The Palace reared up before us like a stallion, heavy and fierce—and to my shock, I was not sent beyond it, to the gold-riddled hills, or the limestone-swathed valleys, but dragged inside. Down, down, down, down a thousand stairs and through a hundred gates I was led by rough hands, and thrown into a tiny cell dank with sweat and years. Ah, I thought then, this is my punishment for spoiling a soldier’s war prize.

I howled. I screamed and screeched like a flock of frenzied owls, clawing at my hair and the stone floor until my fingers shredded into uselessness. I lay on the floor like a child, curled up and weeping, my escape made impossible, my life to be spent in this place, a hundred nights from my snowy, windblown steppes. It was then that I heard a chuckling voice from the darkness, familiar and roughly sweet, rubbing my cheek like wolf’s fur.

“Are you quite finished, girl?” it asked quietly. I looked into the murky air, into the corners of the room, where I expected to see piles of bones and old hair—instead, my grandmother sat cross-legged, clothed in rags and laughing.

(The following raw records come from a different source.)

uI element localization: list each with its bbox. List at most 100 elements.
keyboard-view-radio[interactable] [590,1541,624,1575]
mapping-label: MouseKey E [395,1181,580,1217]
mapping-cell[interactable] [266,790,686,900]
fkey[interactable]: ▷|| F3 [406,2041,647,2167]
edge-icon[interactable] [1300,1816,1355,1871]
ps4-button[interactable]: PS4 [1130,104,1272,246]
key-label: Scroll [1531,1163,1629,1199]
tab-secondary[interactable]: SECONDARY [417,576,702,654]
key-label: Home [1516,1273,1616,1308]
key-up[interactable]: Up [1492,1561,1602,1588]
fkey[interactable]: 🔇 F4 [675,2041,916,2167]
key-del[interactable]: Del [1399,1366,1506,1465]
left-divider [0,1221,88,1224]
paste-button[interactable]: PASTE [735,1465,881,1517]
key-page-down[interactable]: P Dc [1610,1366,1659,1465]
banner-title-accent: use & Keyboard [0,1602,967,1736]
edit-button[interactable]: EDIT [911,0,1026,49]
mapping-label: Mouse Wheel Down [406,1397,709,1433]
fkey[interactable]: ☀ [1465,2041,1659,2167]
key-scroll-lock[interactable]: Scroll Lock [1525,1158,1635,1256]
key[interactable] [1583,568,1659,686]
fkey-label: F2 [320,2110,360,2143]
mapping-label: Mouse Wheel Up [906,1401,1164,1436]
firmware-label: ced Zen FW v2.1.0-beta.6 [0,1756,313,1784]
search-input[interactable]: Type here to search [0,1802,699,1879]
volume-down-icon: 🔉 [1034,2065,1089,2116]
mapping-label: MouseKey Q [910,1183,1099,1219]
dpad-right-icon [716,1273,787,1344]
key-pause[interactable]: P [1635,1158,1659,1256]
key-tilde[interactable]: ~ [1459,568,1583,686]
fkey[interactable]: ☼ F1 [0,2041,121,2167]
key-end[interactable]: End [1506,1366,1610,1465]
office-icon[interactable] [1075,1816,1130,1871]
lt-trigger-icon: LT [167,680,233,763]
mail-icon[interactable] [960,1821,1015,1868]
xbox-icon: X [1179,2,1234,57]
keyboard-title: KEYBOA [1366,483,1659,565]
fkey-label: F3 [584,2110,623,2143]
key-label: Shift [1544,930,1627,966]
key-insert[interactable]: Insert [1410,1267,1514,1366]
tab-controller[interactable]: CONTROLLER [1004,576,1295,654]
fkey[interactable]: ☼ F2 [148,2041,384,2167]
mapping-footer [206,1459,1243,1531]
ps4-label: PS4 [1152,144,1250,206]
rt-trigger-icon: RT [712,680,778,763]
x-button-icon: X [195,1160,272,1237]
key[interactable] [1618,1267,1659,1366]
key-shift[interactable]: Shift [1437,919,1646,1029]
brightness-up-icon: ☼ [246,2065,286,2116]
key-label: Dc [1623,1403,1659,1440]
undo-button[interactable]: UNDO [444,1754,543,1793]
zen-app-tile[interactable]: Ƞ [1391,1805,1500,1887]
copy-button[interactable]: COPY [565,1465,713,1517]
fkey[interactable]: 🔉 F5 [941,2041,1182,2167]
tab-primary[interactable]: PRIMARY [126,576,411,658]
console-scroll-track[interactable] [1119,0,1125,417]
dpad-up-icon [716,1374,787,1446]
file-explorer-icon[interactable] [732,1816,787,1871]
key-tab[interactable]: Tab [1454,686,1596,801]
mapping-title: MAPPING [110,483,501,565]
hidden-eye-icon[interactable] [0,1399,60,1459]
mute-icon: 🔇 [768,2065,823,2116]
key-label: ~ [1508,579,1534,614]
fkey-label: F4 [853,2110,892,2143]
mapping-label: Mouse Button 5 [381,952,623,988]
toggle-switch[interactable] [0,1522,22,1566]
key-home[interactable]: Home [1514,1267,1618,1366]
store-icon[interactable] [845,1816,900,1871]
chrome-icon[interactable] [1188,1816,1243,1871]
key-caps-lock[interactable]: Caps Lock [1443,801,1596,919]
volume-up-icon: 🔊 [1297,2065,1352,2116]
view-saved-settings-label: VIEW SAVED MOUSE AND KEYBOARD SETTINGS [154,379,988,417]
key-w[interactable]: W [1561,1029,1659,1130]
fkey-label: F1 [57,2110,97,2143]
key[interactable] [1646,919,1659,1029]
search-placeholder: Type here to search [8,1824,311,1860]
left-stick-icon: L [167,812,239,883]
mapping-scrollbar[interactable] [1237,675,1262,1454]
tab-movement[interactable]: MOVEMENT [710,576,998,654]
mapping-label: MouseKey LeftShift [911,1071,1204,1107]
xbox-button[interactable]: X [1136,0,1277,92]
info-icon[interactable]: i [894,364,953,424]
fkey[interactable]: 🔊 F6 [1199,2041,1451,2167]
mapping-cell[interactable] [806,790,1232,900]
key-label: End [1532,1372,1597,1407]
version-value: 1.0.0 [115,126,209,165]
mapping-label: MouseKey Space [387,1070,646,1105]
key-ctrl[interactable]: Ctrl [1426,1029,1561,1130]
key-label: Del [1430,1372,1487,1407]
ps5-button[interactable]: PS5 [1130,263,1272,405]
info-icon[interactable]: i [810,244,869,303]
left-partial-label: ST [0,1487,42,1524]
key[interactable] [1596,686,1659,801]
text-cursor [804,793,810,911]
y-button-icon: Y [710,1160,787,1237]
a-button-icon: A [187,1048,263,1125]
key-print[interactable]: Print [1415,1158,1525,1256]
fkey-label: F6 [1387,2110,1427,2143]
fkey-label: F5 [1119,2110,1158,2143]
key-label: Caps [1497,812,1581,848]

“You needed to storm a bit, I know, but it is just getting indulgent now. Haven’t I taught you anything?” She opened her skinny arms like beaten bark and I fell into her. I do not know how long she held me, how many times I died and was resurrected and died again. But when I looked up into her face, she was stroking my hair and smiling. “It isn’t so bad, dear, they might have killed you.”

“This is worse,” I grunted. With a sound like a hand against a horse’s side, my grandmother slapped me hard across my mangled face.

“No. You are alive. Your sisters are both dead. Why are you feeling sorry for yourself, you rotten child? I think I have spoiled you.” I was stricken, and I stared like a dumb animal.

“They have brought me here because they think they can break me, or use me, or both,” she mused. “After all, I am a very special slave. I belong to their silly court wizard now, with his hat and his rabbit tricks. I have decided to be happy about it—they will leave me here long enough that I know who is in charge and who is not, and then I will be brought before the King to show what a good dog I am. I will be more than close enough to him to cut his throat.” She smiled brilliantly, full of cheer. “So we have little time to talk, for me to tell you what you need to know, so that you can decide to be happy about your fate, too.” She pursed her lips together, examining my savaged cheeks. “It is good that you ruined your face, because it brought you to me, but also because beautiful women rarely work strong magic.”